Messire Jean de Hollande qui ce oyoit et entendoit, et auquel partie en touchoit, pour l’amour et honneur de son seigneur le duc de Lancastre, la fille duquel il avoit en mariage, en avoit moult grand’pitié. Or, tant se multiplièrent les paroles, qu’il se prit près de parler au duc, et lui remontrer vivement et trop mieux que nul autre. Si vint à lui, et lui dit gracieusement : « Monseigneur, il vous convient avoir nouvel conseil et bref. Vos gens sont en trop dur parti de mort et de maladie. Si besoin vous en sourdoit aucunement, vous ne vous en pourriez bonnement aider, car ils sont lassés et hodés, et mal gouvernés, et tous leurs chevaux morts : et sont, gentils et vilains, si découragés pour celle saison, que je vous dis que nul bon service n’y devez vous attendre. » Adonc répondit le duc : « Et quelle chose en est bonne à faire ? Je vueil croire conseil, car c’est raison. » — « Monseigneur, dit le connétable, le meilleur est que vous donniez congé à toutes manières de gens, peur eux retraire, là où le mieux il leur plaira : et vous même que vous vous retrayez, soit en Portingal ou en Galice, car vous n’êtes pas en point de chevaucher. » — « C’est voir, dit le duc, et je vueil. Dites-leur, et de par nous, que je leur donne à tous bon congé d’eux retraire, là ou le mieux il leur plaira, soit en Castille, soit en France, sans faire nul vilain traité envers nos ennemis, car je vois bien que pour celle saison notre guerre est passée. Si comptez et payez doucement à eux tous, et si avant comme le vôtre peut couvrir ni étendre pour payer leurs menus frais : et leur faites faire par votre chancelier délivrance et congé. » Répondit le connétable : « Volontiers. »

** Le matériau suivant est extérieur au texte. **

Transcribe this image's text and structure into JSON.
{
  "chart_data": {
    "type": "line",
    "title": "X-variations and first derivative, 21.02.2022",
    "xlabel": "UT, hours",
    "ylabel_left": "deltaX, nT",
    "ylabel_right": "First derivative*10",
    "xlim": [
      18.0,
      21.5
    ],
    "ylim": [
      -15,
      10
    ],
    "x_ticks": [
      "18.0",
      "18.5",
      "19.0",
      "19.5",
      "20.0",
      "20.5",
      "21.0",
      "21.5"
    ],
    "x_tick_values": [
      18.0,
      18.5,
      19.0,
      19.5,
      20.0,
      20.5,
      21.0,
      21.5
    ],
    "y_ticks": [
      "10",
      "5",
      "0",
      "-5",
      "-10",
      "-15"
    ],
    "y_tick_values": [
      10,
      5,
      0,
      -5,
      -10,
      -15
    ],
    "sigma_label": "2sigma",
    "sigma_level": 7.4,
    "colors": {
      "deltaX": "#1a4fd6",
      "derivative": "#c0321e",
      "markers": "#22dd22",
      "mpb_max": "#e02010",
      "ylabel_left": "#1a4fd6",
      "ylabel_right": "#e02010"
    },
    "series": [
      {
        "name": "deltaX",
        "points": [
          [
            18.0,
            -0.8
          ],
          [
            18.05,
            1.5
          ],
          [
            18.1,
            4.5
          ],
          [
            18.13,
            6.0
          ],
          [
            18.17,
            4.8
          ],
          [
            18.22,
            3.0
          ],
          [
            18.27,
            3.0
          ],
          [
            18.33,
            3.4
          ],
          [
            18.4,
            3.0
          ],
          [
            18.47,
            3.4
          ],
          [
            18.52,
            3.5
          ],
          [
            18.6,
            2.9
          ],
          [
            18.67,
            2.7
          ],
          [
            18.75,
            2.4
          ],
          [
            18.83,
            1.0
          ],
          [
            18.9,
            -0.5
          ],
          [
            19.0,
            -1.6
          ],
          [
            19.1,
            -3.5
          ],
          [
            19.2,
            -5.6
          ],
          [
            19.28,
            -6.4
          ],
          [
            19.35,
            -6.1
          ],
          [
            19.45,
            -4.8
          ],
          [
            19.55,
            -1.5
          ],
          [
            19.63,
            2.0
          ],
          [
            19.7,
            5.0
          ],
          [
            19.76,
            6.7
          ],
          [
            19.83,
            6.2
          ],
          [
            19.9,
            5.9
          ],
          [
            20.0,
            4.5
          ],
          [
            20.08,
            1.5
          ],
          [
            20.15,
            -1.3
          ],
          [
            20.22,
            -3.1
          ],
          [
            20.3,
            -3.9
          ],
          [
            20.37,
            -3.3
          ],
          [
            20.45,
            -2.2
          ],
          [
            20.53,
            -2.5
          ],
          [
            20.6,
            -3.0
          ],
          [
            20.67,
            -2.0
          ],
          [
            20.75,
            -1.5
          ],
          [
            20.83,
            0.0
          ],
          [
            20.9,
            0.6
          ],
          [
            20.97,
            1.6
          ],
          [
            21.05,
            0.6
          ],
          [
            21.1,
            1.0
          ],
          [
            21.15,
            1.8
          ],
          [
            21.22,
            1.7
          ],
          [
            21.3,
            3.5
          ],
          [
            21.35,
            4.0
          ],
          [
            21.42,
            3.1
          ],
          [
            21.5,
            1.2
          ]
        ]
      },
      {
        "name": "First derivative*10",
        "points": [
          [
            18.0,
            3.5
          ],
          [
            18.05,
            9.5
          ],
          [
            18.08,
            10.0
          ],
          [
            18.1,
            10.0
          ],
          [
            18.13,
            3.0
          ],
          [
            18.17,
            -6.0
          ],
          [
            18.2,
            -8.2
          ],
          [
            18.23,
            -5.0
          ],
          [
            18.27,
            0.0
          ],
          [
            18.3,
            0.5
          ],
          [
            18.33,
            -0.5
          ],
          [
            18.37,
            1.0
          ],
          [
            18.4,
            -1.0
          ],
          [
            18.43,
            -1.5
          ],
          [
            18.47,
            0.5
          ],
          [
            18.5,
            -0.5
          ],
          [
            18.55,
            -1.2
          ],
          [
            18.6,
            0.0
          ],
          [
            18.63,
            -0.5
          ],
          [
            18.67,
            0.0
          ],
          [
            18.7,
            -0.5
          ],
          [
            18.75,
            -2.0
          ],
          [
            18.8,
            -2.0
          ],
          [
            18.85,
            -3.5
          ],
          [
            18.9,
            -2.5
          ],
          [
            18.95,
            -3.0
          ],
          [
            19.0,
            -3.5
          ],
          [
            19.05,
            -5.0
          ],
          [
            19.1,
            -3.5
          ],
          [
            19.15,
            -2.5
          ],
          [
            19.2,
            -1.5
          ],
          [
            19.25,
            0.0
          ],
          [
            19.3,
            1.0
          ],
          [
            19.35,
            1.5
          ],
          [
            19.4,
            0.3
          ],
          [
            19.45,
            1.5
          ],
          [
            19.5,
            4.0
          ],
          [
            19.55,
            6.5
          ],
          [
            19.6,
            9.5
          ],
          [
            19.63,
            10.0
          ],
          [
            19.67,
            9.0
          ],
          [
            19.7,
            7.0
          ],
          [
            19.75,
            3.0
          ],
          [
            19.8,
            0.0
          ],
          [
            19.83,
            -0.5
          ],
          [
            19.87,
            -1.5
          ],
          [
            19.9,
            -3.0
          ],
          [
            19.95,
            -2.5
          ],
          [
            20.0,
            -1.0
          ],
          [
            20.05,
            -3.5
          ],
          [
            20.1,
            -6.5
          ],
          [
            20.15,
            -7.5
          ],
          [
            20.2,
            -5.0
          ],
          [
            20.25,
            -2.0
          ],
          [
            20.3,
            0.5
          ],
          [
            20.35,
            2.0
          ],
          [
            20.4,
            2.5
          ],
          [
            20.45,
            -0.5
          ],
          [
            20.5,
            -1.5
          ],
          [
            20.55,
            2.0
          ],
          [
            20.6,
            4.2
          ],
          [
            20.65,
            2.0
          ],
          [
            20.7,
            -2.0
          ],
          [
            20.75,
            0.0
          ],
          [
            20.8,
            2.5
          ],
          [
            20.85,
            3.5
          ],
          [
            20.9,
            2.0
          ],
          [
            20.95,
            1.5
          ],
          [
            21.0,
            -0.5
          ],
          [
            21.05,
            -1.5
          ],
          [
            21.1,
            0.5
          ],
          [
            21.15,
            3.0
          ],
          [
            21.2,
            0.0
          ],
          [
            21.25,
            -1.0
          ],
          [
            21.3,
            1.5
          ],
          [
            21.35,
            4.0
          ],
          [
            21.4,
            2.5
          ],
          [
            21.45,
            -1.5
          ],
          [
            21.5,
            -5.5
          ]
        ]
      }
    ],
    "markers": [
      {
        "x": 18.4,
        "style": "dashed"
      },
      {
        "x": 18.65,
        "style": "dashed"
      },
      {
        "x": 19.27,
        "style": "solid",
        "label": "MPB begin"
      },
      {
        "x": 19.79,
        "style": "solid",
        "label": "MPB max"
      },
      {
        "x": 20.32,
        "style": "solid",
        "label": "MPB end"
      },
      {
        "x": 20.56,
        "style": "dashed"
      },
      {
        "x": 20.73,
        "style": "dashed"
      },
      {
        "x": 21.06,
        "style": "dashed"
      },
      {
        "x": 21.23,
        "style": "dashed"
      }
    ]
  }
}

Messire Jean de Hollande fit signifier à la trompette, par tous les logis des seigneurs, que telle étoit l’intention de monseigneur de Lancastre, qu’il donnoit à toutes gens congé de se retraire, là où le mieux il leur plairoit : et vouloit que les capitaines venissent parler et compter au connétable ; et ils seroient tous satisfaits, tant que bien leur devroit suffire.